На третий день она была веселее и не имела столь изнуренного вида. Она почти возродилась и вела свою защиту отлично. Было сделано много попыток поймать ее на неосторожных словах, но она видела, к чему они клонят, и отвечала мудро и рассудительно.
— Известно тебе, ненавидят ли англичан святая Екатерина и святая Маргарита?
— Они любят, кого любит наш Господь, и ненавидят, кого Он ненавидит.
— Ненавидит ли Бог англичан?
— О любви или ненависти Бога к англичанам я ничего не знаю.
В голосе ее зазвенела прежняя воинственная нотка, и слова ее были проникнуты прежней отвагой, когда она добавила:
— Но вот что известно мне: Бог пошлет французам победу, и все англичане, кроме мертвых, будут вышвырнуты из Франции!
— Был ли Господь на стороне англичан, когда они
— Я не знаю, питает ли Бог ненависть к французам, но думаю, что Он хотел наказать их за грехи.
Наивно объяснила она это тяжкое испытание, длившееся уже девяносто шесть лет. Но никто не счел ее слова ошибочными. Среди судей не было ни одного человека, который не продлил бы казни грешника на девяносто шесть лет, если бы мог; и ни один из них не допускал мысли, что Господь, быть может, не столь беспощаден, как люди.

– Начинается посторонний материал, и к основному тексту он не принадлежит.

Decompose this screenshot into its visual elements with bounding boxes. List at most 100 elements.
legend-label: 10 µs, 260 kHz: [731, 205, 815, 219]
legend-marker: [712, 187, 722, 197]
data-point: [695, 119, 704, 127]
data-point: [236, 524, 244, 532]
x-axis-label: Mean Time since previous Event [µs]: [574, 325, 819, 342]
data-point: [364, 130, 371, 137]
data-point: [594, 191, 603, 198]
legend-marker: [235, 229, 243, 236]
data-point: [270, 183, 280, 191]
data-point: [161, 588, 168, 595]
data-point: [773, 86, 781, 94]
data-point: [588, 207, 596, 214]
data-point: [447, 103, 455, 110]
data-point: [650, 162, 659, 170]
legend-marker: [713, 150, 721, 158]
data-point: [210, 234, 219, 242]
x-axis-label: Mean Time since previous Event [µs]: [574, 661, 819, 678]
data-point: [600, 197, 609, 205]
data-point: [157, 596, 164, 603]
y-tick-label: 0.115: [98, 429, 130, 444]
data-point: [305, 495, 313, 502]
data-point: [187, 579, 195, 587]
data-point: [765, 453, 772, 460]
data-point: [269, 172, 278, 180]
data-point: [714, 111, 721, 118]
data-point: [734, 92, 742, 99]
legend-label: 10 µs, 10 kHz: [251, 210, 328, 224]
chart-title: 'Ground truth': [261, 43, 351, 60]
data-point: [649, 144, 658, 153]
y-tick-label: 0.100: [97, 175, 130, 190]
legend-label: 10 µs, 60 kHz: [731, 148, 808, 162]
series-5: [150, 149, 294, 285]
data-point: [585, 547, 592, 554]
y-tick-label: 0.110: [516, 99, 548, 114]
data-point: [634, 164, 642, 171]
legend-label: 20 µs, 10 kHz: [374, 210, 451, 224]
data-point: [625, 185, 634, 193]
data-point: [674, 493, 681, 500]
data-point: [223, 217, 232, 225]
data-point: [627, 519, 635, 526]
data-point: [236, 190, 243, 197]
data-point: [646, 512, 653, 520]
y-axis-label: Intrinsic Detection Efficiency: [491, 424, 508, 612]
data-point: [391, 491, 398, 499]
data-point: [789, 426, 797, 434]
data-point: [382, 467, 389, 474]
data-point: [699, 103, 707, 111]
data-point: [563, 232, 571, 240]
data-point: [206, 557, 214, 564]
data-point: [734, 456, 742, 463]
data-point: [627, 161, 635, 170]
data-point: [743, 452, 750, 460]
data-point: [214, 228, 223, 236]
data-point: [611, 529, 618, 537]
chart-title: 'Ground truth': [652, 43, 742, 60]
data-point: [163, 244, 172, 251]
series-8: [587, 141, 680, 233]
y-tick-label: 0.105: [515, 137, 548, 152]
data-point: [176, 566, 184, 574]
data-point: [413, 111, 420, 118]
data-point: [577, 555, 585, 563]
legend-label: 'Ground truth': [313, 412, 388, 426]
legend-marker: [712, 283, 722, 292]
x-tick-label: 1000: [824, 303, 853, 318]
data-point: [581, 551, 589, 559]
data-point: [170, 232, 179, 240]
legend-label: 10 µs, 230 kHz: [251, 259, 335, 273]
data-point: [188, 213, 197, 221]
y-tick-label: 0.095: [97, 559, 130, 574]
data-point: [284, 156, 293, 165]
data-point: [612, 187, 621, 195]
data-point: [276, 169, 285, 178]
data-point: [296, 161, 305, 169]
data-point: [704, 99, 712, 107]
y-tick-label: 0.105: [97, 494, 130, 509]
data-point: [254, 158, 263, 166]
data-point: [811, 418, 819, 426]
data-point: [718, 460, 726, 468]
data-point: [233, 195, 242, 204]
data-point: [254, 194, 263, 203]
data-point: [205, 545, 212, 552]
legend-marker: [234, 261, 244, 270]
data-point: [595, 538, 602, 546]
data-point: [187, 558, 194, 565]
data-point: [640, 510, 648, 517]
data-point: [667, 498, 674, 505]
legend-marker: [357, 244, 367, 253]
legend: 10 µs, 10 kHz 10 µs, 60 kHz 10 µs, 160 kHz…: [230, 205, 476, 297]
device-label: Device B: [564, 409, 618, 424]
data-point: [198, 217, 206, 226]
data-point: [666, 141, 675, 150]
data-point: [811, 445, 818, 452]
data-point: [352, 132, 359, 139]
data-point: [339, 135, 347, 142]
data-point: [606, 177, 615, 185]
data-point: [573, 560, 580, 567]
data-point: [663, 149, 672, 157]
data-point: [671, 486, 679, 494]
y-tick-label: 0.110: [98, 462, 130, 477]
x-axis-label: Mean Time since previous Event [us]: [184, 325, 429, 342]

— Случалось ли тебе когда-нибудь обнимать святую Маргариту или святую Екатерину?
— Да, обеих.
На злом лице Кошона промелькнуло выражение удовольствия, когда она это сказала.
— Не в честь ли твоих видений ты вешала гирлянды на l'Arbre Fèe de Вourlemont?
— Нет.
Кошон опять доволен. Без сомнения, он будет утверждать, что она украшала Древо цветами, побуждаемая греховной любовью к феям.
— Когда святые являлись к тебе, то кланялась ли ты, проявляла ли свое благоговение, становилась ли на колени?
— Да, я почитала их и всеми силами старалась проявить свое благоговение.
Это могло пригодиться Кошону, если он сумеет представить дело так, как будто она почитала не святых, но дьяволов, принявших чуждый им образ.
Потом начались рассуждения о том, что Жанна скрывала от родителей свои сверхъестественные сношения со святыми. Это могло принести им большую пользу. И действительно, обстоятельство это было подчеркнуто особой выноской на полях одной из страниц procès:
— Думаешь ли ты, что поступила правильно, уйдя на войну без родительского соизволения? Написано ведь: чти отца твоего и матерь твою.
— Во всем, кроме этого, я оказывала им повиновение. А в этом поступке я письменно покаялась перед ними и получила их прощение.
— А! Ты каялась перед ними? Значит, ты
Жанна была возмущена. Глаза ее сверкнули, и она вскричала:
— Мне повелел Господь, и я должна была уйти! Будь у меня сотня отцов и матерей, будь я королевская дочь, я все равно ушла бы.
— Спрашивала ли ты у твоих Голосов, можно ли тебе сказать родителям?